For more than couple of decades, this informal system worked.
That system is now broken.
Urbanization changed family structures. Young people moved out earlier, formed nuclear families, and began living independently—without elders in the kitchen. The current generation aged 25–40, A good number of people starting families without ever being trained in traditional cooking. Not by choice, but by circumstance.
Today, most young cooks learn from YouTube and social media. These platforms teach how to make food tasty and fast, but not why ingredients are used, how spices behave, or how oil, heat, and balance affect long-term health. Recipes are copied without context.

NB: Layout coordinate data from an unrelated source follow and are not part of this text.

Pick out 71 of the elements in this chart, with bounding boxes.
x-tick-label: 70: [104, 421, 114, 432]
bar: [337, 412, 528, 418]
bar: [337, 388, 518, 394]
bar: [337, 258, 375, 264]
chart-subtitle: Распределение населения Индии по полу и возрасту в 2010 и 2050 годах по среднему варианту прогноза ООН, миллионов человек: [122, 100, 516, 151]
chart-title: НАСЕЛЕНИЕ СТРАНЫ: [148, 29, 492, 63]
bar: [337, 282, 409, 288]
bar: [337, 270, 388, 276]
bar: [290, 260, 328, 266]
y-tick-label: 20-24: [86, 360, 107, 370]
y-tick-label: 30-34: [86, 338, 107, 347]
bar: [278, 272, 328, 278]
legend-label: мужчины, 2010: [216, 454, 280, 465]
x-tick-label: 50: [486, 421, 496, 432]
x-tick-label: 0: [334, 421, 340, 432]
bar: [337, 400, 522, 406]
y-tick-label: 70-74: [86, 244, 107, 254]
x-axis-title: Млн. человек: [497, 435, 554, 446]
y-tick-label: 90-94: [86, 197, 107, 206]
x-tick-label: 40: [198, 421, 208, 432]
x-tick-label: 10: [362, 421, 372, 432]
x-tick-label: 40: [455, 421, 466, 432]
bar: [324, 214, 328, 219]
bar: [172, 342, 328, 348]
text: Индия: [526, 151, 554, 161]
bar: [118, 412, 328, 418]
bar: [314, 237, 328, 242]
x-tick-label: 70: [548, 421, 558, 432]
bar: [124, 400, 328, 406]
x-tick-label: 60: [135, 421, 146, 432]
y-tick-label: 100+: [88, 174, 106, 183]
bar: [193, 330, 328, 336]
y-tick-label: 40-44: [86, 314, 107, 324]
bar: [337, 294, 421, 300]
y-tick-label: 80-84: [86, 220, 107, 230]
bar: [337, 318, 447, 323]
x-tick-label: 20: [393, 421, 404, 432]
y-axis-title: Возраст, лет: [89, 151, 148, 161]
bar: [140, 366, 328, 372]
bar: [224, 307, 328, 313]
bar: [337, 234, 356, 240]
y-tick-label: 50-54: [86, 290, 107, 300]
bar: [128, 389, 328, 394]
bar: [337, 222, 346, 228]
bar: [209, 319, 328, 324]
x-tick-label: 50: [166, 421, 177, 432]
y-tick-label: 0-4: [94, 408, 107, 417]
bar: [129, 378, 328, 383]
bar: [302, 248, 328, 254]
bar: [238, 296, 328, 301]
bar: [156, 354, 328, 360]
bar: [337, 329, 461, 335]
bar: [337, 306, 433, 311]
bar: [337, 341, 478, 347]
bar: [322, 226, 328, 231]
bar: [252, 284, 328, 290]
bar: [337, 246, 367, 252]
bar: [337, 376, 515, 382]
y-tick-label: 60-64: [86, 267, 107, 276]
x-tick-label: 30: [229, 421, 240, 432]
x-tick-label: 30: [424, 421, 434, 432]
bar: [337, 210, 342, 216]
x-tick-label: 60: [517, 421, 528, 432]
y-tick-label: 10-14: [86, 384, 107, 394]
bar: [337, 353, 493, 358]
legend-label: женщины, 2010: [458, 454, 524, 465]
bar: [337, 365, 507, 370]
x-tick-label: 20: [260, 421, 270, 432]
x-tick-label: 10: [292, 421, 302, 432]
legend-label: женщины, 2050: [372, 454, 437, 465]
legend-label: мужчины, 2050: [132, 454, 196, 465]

Taste is maximized; understanding is not.
What we found after speaking with hundreds of young individuals and couples is consistent:
· A good number of people are not trained or mentored in cooking.
· A good number of people do not understand spice logic—why a spice is used, when it should be subtle, and when it should not be used at all.
· Cooking traditions and processes are fragmented or misunderstood.
· Over-reliance on processed or convenience food is increasing.
· Fish consumption is declining—not because people dislike fish, but because they don’t know how to cook different fish properly and use the right spices for each. The same spice mix is often used for every fish, destroying taste and confidence.
· Meat consumption is increasing because it feels easier, but traditional meat dishes are typically cooked with excessive oil and spice, making them unhealthy over time.
· Children—from age 4 up to young adults—are growing up disconnected from fish and traditional flavors, forming long-term unhealthy preferences.
This is not a spice problem. This is a knowledge system failure.
There is also a deeper, often unspoken layer: confidence. Many young cooks are anxious in the kitchen. To avoid failure, they over-spice and over-oil. Strong food feels safer than subtle food. Asking elders for help often feels embarrassing. So mistakes repeat silently.
Add to this modern time poverty—long working hours, mental fatigue, and the need for predictable outcomes—and the result is defensive cooking, not intentional cooking.
Ironically, our parents and grandparents cooked healthier food without knowing modern nutritional science. They used less oil, fewer spices, and relied on balance—not because they understood the science, but because tradition encoded it.
Porom is built to bring that wisdom back—without judgment, without lectures, and without complexity.
Porom is not here to sell spices only.
Porom is here to rebuild traditional cooking in a structured, simple, and modern way—helping a new generation understand what to use, when to use it, and why, so they can cook healthier food confidently for themselves and their families.
We do not position ourselves as teachers.
· We share experience.
· We organize tradition.
· We translate inherited wisdom into a system that works for modern life.
Porom is a kitchen operating system for a generation that hardly inherited one.